Cambridge University urged to apologise over jailing of thousands of ‘evil’ women without evidence or trial

A view of Clare College, left, and King’s College chapel, Cambridge, circa 1896, from Cassell’s Pictorial England and Wales.
A view of Clare College, left, and King’s College chapel, Cambridge, circa 1896, from Cassell’s Pictorial England and Wales. Photograph: The Print Collector/Getty Images

In 1561, a little-known charter granted the University of Cambridge the power to arrest and imprison any woman “suspected of evil”. For nearly 350 years, the ­university used this law to ­incarcerate young working-class women found walking with undergraduates after dark in Cambridge.

The women were considered prostitutes and could be forcibly taken to the university’s private prison and sentenced to weeks of confinement by the vice-chancellor. More than 5,000 were arrested in the 19th century alone.

Now, a local historian is seeking to shine a light on what happened to these women – many of whom were teenagers – and is calling on Cambridge University to apologise or publicly acknowledge the ­injustices they suffered.

“None of the women ever got a fair trial, and none of them had actually even broken the law, according to the law of the land – there was no ­evidence of wrongdoing,” said Caroline Biggs, author of The Spinning House: How Cambridge University locked women in its private prison.

“The university didn’t really care how they were treated. They wanted the women to be removed from the streets so they couldn’t tempt the undergraduates.”
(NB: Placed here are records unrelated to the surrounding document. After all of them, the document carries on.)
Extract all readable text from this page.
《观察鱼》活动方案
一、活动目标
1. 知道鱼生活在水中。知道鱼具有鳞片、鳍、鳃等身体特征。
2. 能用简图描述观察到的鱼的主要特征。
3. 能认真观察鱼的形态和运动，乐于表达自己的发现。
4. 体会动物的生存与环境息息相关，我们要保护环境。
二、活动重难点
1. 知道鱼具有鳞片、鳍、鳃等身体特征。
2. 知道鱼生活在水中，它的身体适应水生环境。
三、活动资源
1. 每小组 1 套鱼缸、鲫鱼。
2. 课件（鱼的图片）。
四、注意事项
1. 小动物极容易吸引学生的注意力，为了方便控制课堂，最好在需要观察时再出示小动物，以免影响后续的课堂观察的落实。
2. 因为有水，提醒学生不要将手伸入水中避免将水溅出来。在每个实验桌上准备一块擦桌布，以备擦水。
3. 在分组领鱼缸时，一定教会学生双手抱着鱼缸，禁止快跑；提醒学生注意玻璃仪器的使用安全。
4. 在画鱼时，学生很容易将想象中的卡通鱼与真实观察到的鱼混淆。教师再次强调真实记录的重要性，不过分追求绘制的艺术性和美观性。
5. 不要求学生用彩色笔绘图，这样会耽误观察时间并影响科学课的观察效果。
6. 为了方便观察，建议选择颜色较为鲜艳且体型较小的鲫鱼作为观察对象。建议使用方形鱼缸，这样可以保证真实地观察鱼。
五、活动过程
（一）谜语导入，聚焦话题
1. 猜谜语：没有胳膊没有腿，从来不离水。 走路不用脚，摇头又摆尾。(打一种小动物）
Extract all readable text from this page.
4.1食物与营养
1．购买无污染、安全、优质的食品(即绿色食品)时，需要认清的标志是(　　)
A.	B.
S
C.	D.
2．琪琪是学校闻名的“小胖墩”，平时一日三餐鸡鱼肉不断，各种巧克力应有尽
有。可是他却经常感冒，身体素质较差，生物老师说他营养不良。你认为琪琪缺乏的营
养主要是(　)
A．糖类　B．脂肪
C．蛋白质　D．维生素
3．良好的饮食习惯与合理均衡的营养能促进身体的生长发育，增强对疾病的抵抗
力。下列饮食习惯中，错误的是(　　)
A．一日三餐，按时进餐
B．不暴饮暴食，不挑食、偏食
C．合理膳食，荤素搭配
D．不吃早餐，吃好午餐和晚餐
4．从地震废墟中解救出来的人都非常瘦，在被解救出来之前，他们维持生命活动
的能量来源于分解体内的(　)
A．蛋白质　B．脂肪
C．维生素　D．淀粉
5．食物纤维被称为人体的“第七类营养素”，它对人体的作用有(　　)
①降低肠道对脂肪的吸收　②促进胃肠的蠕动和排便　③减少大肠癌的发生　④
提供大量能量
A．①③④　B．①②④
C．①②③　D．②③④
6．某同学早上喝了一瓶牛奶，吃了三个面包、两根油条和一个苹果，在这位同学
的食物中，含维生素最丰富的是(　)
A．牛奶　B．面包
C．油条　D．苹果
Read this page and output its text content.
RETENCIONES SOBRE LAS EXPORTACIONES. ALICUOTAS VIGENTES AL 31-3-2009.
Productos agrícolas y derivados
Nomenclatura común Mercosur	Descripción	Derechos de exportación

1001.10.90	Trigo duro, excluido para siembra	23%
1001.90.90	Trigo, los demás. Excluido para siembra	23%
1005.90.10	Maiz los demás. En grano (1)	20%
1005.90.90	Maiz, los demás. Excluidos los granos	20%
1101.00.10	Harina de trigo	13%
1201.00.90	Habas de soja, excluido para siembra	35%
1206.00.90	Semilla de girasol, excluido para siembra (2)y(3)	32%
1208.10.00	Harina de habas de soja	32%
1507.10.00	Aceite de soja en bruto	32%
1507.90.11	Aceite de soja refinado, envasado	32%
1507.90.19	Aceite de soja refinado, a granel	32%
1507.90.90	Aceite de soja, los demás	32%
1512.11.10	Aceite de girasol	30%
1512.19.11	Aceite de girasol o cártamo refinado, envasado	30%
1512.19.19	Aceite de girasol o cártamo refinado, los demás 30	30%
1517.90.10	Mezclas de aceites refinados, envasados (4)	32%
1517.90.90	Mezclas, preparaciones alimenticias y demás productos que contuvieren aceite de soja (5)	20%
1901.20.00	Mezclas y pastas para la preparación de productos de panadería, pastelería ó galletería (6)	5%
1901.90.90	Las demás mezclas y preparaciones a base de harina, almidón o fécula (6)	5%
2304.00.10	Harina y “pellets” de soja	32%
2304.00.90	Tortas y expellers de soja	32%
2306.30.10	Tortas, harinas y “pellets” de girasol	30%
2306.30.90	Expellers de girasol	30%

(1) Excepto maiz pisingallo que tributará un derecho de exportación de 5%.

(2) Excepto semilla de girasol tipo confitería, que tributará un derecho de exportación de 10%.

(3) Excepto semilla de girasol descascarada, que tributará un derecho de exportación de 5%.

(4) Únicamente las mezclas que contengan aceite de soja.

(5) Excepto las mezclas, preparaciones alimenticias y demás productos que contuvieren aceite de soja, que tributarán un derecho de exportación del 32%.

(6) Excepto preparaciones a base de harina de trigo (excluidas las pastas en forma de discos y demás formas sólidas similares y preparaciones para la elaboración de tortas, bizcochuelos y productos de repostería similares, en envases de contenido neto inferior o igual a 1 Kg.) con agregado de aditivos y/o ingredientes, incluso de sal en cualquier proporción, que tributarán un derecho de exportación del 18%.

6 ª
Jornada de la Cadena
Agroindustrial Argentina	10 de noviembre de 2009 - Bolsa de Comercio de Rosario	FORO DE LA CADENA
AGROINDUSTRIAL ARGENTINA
When women in Cambridge fell on hard times, it was easy to make money from sex work: Cambridge dons were not allowed to marry until the 1880s, and many young undergraduates had money to spend. “Parents became very concerned that their sons would come to Cambridge and be contaminated by the local women,” said Biggs.

In 1825, an act of parliament gave the university its own police force of special constables, nicknamed bulldogs, to patrol the town at night. They worked alongside university officials called proctors.

Biggs spent five years uncovering what happened to the women by researching the university’s committal books, along with court reports and national records. “Girls were arrested at night, taken to a cell in the prison, known as the Spinning House, and in the morning the vice-chancellor would come and ask: ‘Did she come quietly? Did she come meekly?’ And if she hadn’t, if she’d kicked off, chances are she’d get a longer sentence.”

Corporal punishments were also used, Biggs discovered. In 1748, the vice-chancellor paid the town crier 10 shillings to whip “10 unruly women”, Spinning House accounts show. Prison inspectors frequently condemned the jail, which the social historian Henry Mayhew called an “abomination” in 1851, noting the keeper pulled the girls’ hair if they didn’t keep quiet and threw them into solitary confinement.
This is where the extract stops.